I recently met with my friend and former colleague, and over a few drinks we started talking about how our careers have panned out. While I’m fairly happy with what I’ve done so far, his trajectory has been extraordinary. When I asked him how he did it, he told me
Perception is everything.
He started out as an engineer but he quickly rose to the ranks of a technical architect in a remarkably short period of time. His abilities were revered at my previous company, simply because he was able to do things much faster and better than anybody else. By his own admission though, he isn’t half as good as he pretends to be. Whenever there was a large project to be done, he volunteered—even if he didn’t have a clue about how to start. He just believed that he’d figure it out along the way.
This was alien to me. I have this tendency to defer to authority, especially when I recognize that someone is more experienced than I am. If I am not a subject-matter expert, I feel like I should keep my mouth shut. This also ties into the feedback I received from my manager right before I left
Be more aggressive.
I think people know more than I do. And yeah, I suppose humility isn’t necessarily a bad thing but in the context of being a product manager, it’s the worst. As a PM, you need consensus and you constantly need to push new ideas into the pipeline. If you let yourself get beat down by everyone around you, then you essentially become useless.
I was great at execution, every feature that I owned made it into production seamlessly.
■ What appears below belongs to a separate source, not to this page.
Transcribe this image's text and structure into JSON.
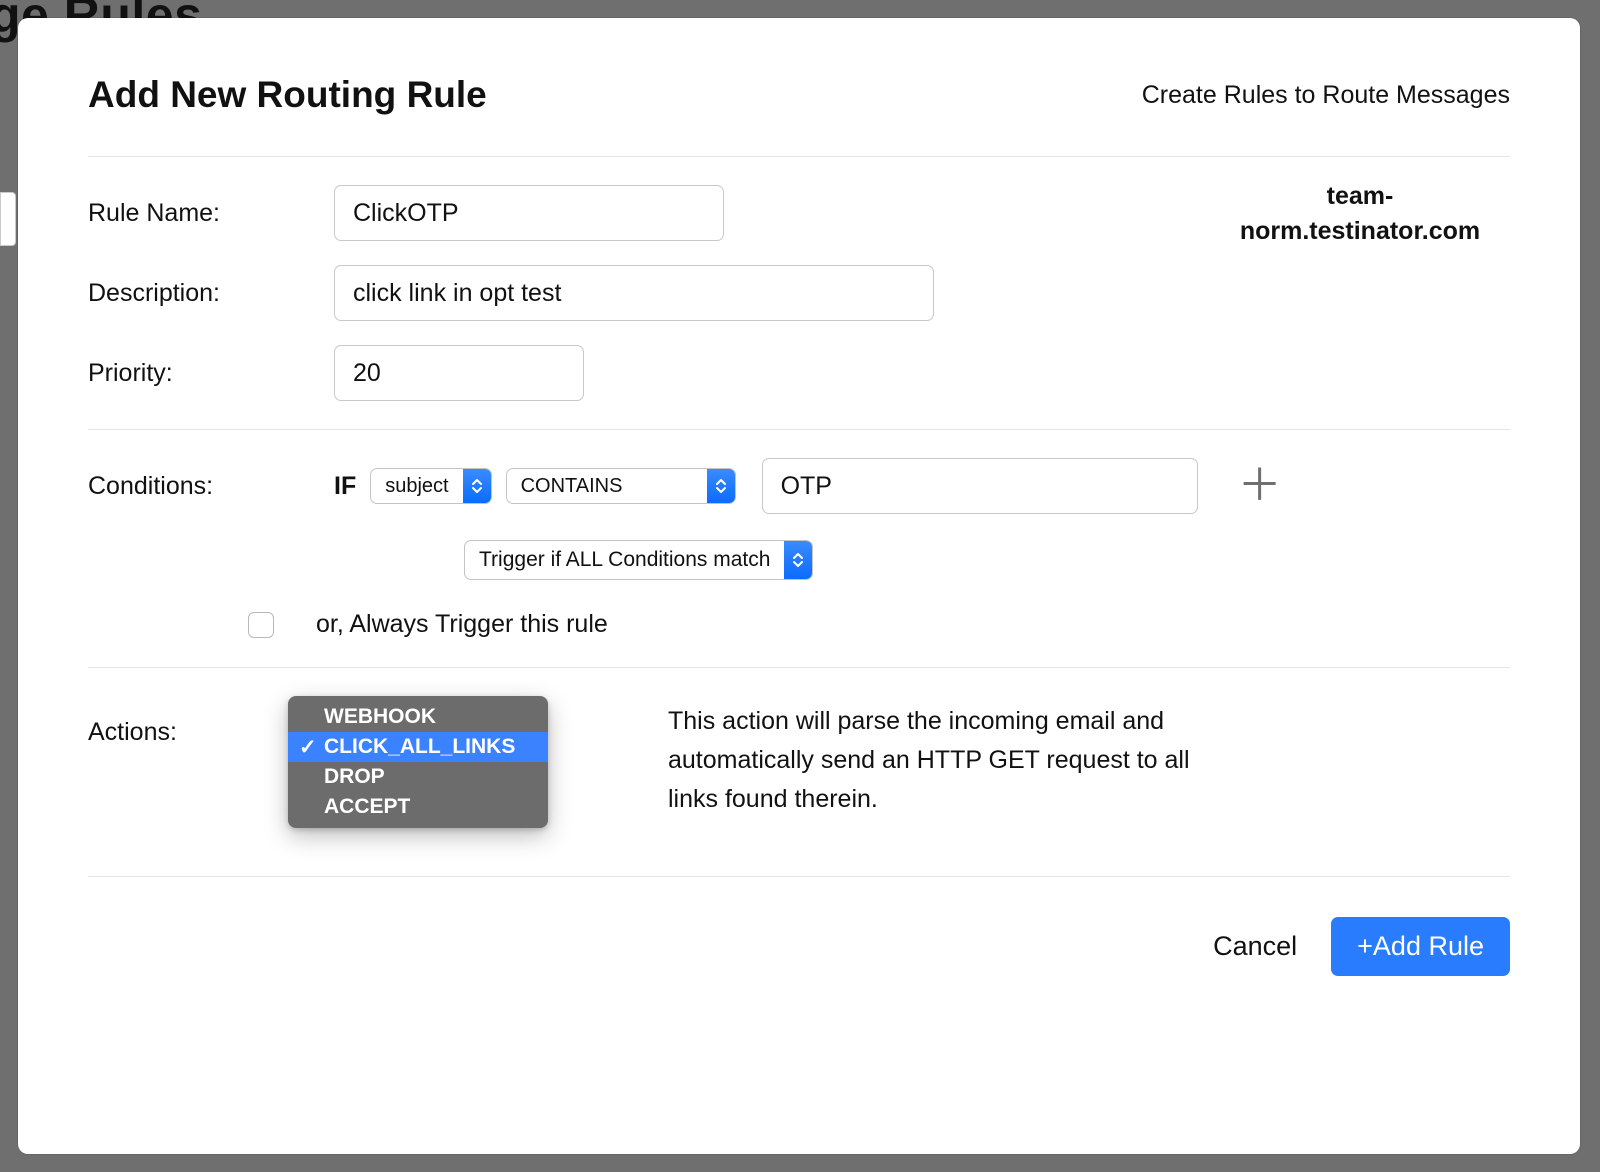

But it was in the more unstructured areas that I floundered. While others firmly held to their beliefs, I didn’t feel confident enough to have a strong opinion. What I’ve come to learn is that no one knows everything, no matter how old they are or how experienced they are. This is way easier for me to say but much harder for me to practice.
This is something I absolutely want to focus on during the MBA. Learn how to be more aggressive and forceful, in order to make my voice heard and defend my opinions vociferously. I also want to learn how to bring structure to unstructured problems. I work much better within the parameters of a defined framework, but real business problems don’t fit into neat silos. I know I need to get better at it and I’m determined to work towards it.